Learning to Embrace Toddlerhood

October 1, 2012

As a mother of a very independent, outgoing and loud toddler I have learned a thing or two in the short time I have been a mother to this toddling little disaster. 
First of all no matter how well behaved your toddler is they will always throw a fit at the least convenient time. This is when you want to crawl under a rock and hide till they stop because in that moment you feel like your child is going to explode from being so pissed off. What have I learned from this? Well, first of all, when your toddler is throwing a tantrum, the last thing that is going to make your toddler calm down is yelling at or spanking them. I mean, if you are pissed off at someone, is them reacting to you in anger going to make you cool down? No. 

The start of crocodile tears!

The tears stopped the second he realized I was going to take a picture. He is already a ham!

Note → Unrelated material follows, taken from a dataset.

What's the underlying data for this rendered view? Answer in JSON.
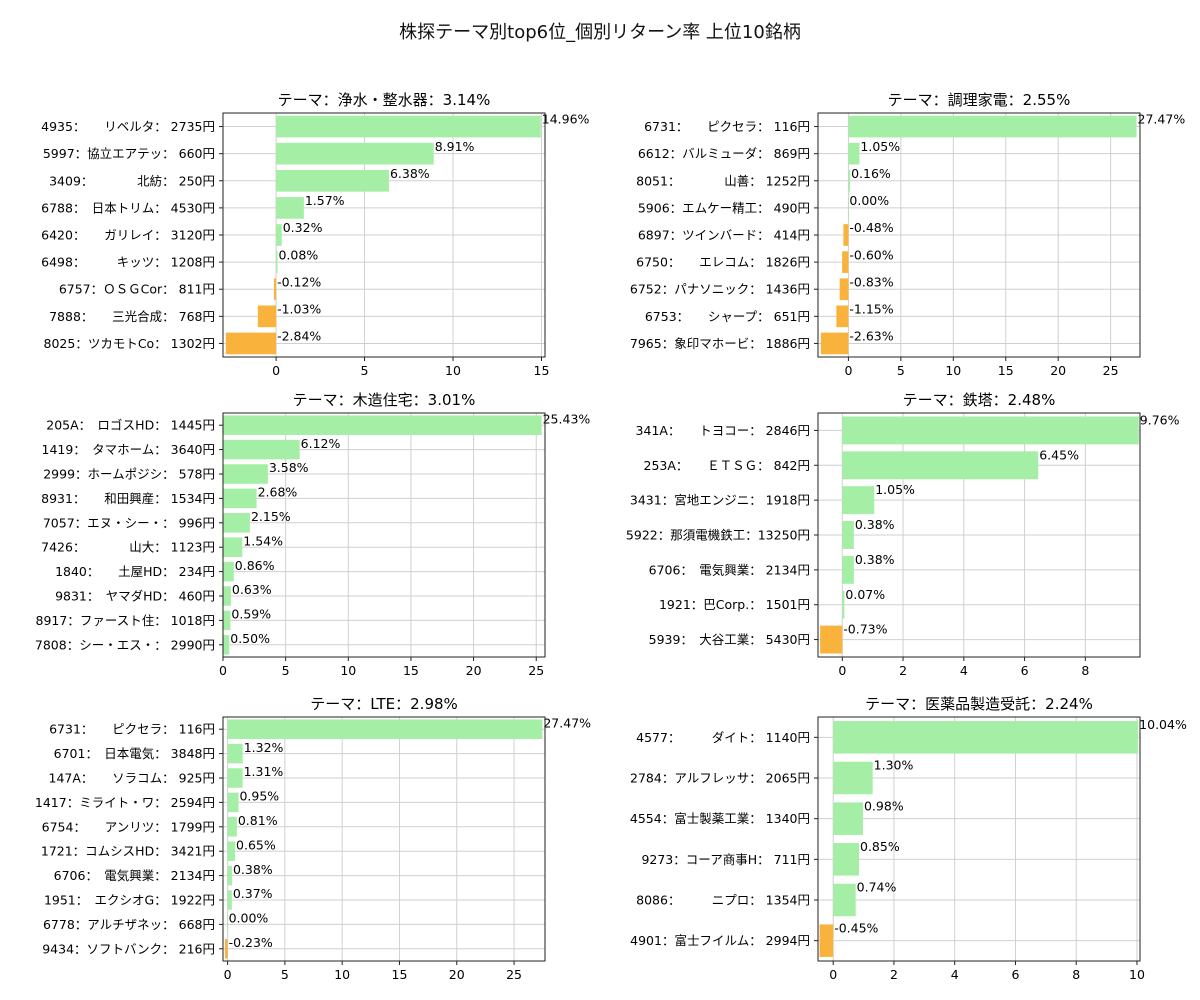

Now I am not saying I am perfect and always handle these situations with the perfect amount of grace and control but I do try. Distractions are also my friend in these situations. Usually Ace will get upset and if we move him along to something more interesting he stops whining. If that doesn’t work sometimes just letting the tantrum run its course is all that needs to be done. That isn’t always the easiest thing to handle if you are stressed and in a hurry but I am telling you, these kids can smell fear, and will act on it! 

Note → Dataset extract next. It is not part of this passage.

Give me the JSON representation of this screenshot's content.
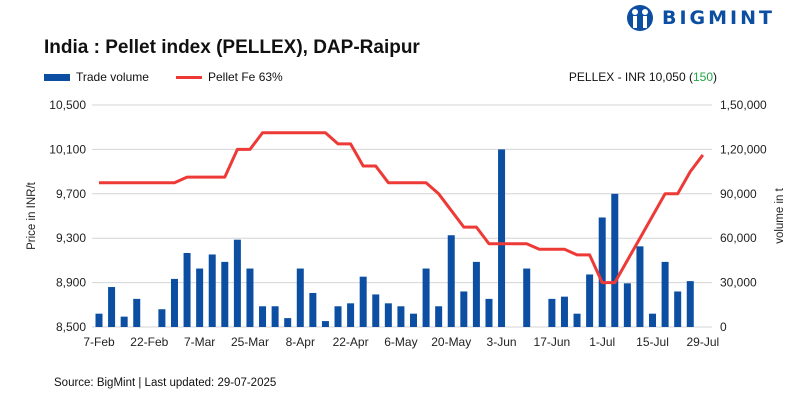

Playing with his friend before he later bit her 🙁

Biting, hitting, pinching, pushing and pulling hair seems to also be one of the many “joys” of toddlerhood. Ace has done some of these to some of his little friends and I can tell you every time I felt like the worlds worse mother. I know Ace isn’t a “bad” or mean child. He is quite the opposite. He is easy going and friendly but he is still trying to figure out how to get what he wants, what is and isn’t going to hurt his friend and sometimes does things because he wants to see what will happen. He has had these things done to him as well and of course I understand that this isn’t some defective toddler harming my child and the parents aren’t going around teaching them its ok to act like this. It is a fact of life, some or most toddlers are going to have a time in their life when they do something to hurt their friend and to put it simply, it sucks.

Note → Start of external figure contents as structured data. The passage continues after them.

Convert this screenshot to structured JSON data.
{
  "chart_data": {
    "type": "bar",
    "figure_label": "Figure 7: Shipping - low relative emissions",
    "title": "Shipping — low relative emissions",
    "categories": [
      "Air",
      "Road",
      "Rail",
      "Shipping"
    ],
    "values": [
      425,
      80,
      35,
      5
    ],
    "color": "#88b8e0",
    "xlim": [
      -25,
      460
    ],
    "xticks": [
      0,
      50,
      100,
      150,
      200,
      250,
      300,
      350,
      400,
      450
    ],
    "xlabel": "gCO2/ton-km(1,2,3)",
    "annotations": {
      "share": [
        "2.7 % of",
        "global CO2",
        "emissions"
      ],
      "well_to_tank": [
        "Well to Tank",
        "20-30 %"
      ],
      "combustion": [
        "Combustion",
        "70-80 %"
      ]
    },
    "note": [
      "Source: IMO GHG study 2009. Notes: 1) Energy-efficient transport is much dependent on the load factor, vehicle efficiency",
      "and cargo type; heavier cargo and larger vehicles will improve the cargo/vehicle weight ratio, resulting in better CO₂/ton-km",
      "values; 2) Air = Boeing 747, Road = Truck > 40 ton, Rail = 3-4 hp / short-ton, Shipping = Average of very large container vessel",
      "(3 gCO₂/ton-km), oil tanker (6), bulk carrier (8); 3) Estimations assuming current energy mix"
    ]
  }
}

He wouldn’t let go of this Frog!

What’s mine is mine and what’s yours is mine! This is something I watch on a daily basis with Ace and his little friends. They all want the same toy at the same time. If someone else has it, too bad, someone is taking it from the other one. Toddlers think they own everything. Heck, I was at the doctors and I was giving Ace some yogurt melts and a little girl came up to me and tried to grab them from me. She probably has them at her house and just assumed they belong to her. Her father apologized but seriously? My kid would have done the same thing, I am sure of it.

Care free and happy!

I am not saying all of Toddlerhood is scary. In fact I love this age. My son is hysterical, lovable and still thinks I am pretty awesome. He even has his own signature booty dance. To be honest he is free entertainment when we go to parties. He loves to make others laugh. Its just a skill he already has leaving us to believe we are in big trouble when he starts school. Class clown, anyone? He loves his friends, is carefree and has a true zest for life. No matter how many times I want to pull my hair out or scream there are 100 more times I want to just hang out with my little guy because to me, he really is the most amazing person on this planet.